SWF's function signficantly in emerginf markets because the mass of wealth accumulated can diversify and expand upon sectors, which in turn protects the economy during its grwoth periods and strengthens their respective nations in the long term. Examples include stabilizing banks durig crisis and shaping future industries as a whole.
One of the most well known SWF's is Saudi Arabia's Public Investment Fund (PIF). Sporting events amoungst other sectors have brought in over 800 billion of assets BUT are not even close to the 1.5 trillion SWF of Norway or the 1.2 trillion and 1 trillion coming from China and Hong Kong respectively.
I find it quite interesting that sporting events are being invested in. This made me wonder how France will financially/economically gain from hosting the 2024 Summer Olympics in Paris.
ReplyDeleteThe article states, that “Foreign SWFs can provide crucial infrastructure projects to help drive forward an economy.” This type of funding may work to develop third-world economies and help foster their growth and help their GDPs.

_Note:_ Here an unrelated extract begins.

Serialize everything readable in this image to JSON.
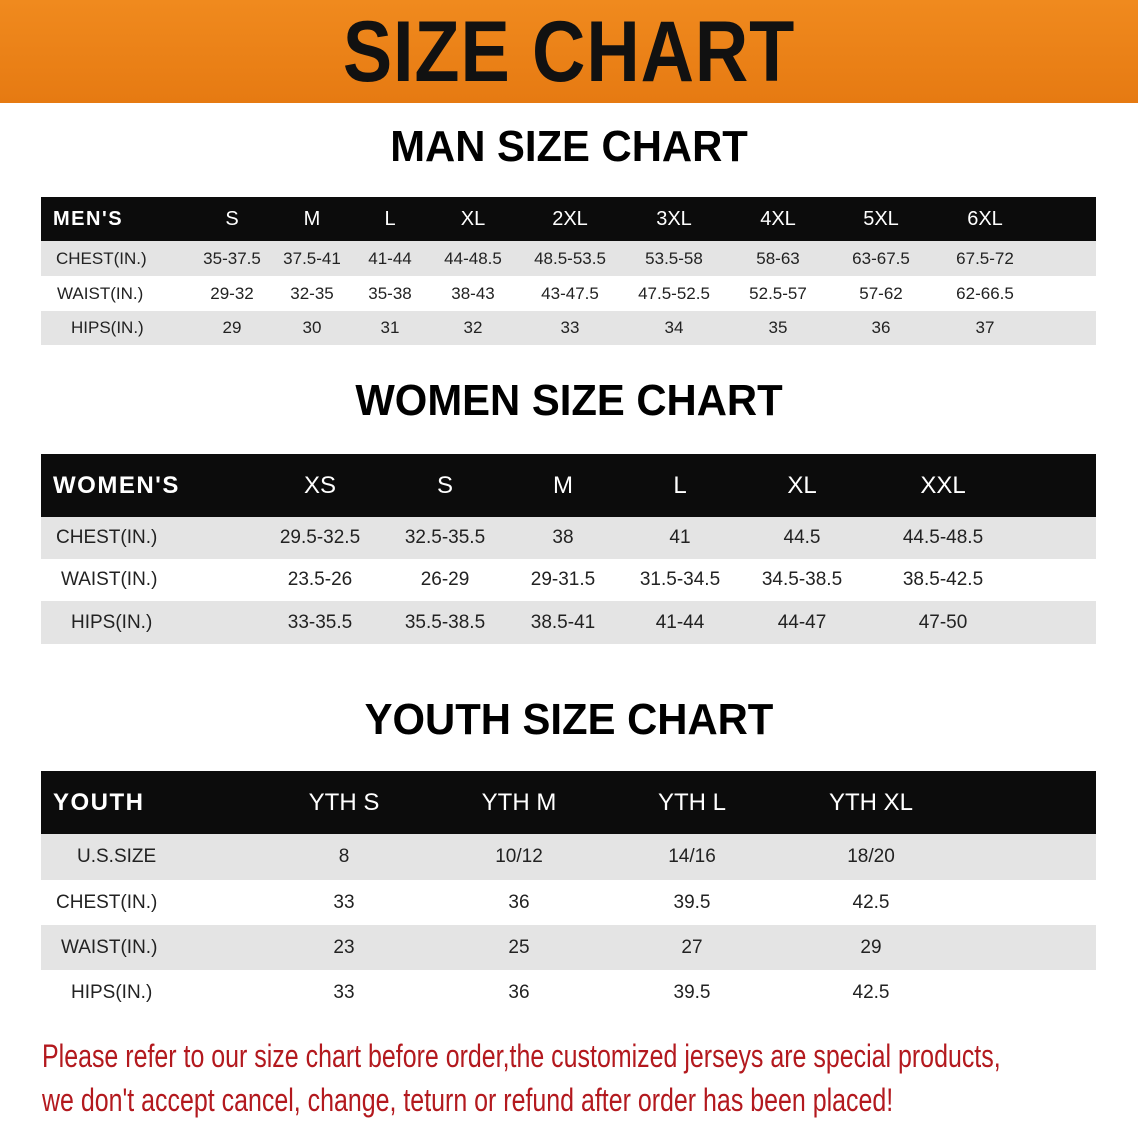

ReplyDeleteBefore reading this article, I had no idea what SFW's were even though they have been recently changing how countires invest. As a student studying business with an interest in finance,I think it's important to understand how SFW works and pay attention to what countries are investing in to forecast what emerging markets will be bring the best return in the future. What Im still curious about is what how the US utilizes SFW and what they are investing in.
ReplyDeleteThis has me asking many different questions. The first being, do citizens have any say in what their government invests in? I have never heard of anyone voting for a SWF, so I would assume not. After all, it is their tax money the government is using.